How To Practice
In our training sessions you have the coach to guide you as you get familiar with the new skills, drills and cues. That’s just the start. The rest of the integration process requires you to practice on your own between sessions and after. Just like learning a new musical instrument or a foreign language, it will take time and practice for these skills to get stronger and more automatic.
I recommend that you be patient in your personal practice times to work with simple activities (the drill sequence we listed above) and gain some familiarity with the skills before jumping straight to whole stroke and swimming multiple laps.
A Generic Practice Pattern
You are aiming to practice in the ‘sweet spot’ of challenge – not too little and not too much – to develop these skills in your personal practice time. Some of you may need to stay with less complex drills until the movements become familiar to your brain and you can do the movements at normal movement speeds. Others may feel like you need to move in whole stroke more than drills. You need to choose what level of complexity will allow you to most readily acquire and repeat those new skills with high quality.
Here is the outline for how you might construct a practice…

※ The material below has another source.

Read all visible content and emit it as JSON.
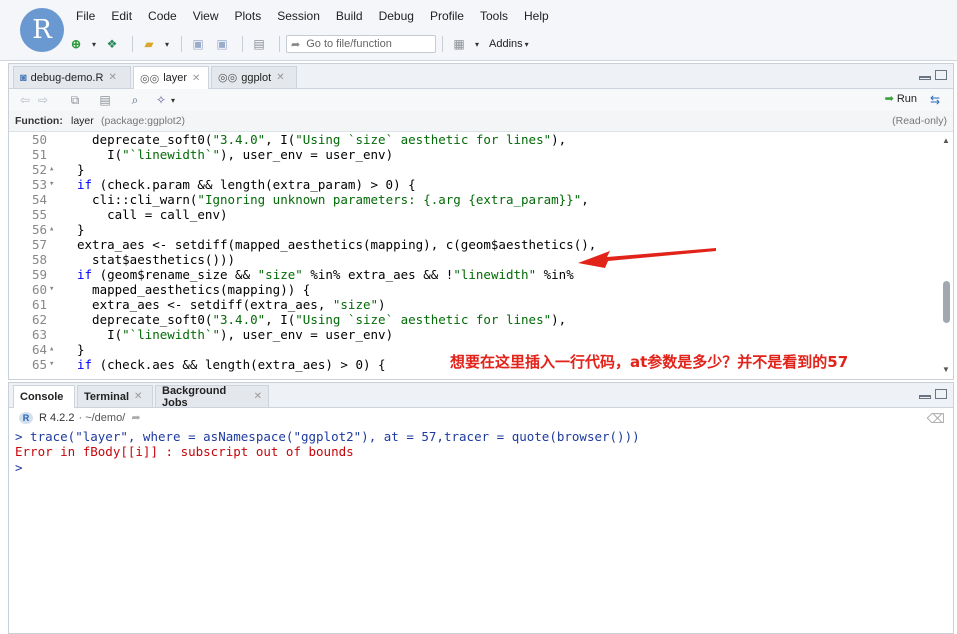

Swim 3 rounds, with a different skill project for each round
- Round 1 – Streamline Position
- Round 2 – Recovery Swing
- Round 3 – Entry
In each round swim 2 cycles
- Cycle 1 – focus on the right arm or right side
- Cycle 2 – focus on the left side
- Or you may alternate, right side focus, left side focus
Activities in order of complexity
You want to choose 2 or 3 activities (tasks) to use during the set, and do them in the order of increasing complexity. Choose one where you can fairly easily achieve the cue objective. That is your tune up. Then move to the next task of slightly increased complexity for the brain. Then move to a third task which will really challenge your ability to maintain quality. You are looking for the sweet spot of challenge which will require your best concentration, and provoke some failure (20-40% of the time). That’s the best kind of work which will provoke the brain and body to greater adaptation and growth.
For example, if the skill is new and not very stroke you may choose:
- Drill for 2 minutes
- 2x (drill plus 4 strokes)
- 2x 8-strokes (without breathing)
If the skill is more familiar and you can easily do it during basic drills you may choose:
- 2x 8-strokes (without breathing)
- 2x 1 length with interrupted breathing
- 2x 25 whole stroke with breathing
To follow the pattern described above: 3 rounds x 2 cycles = 6 times you would go through this set of tasks, changing the skill project after 2, and alternating your focus on one side of the body to the other.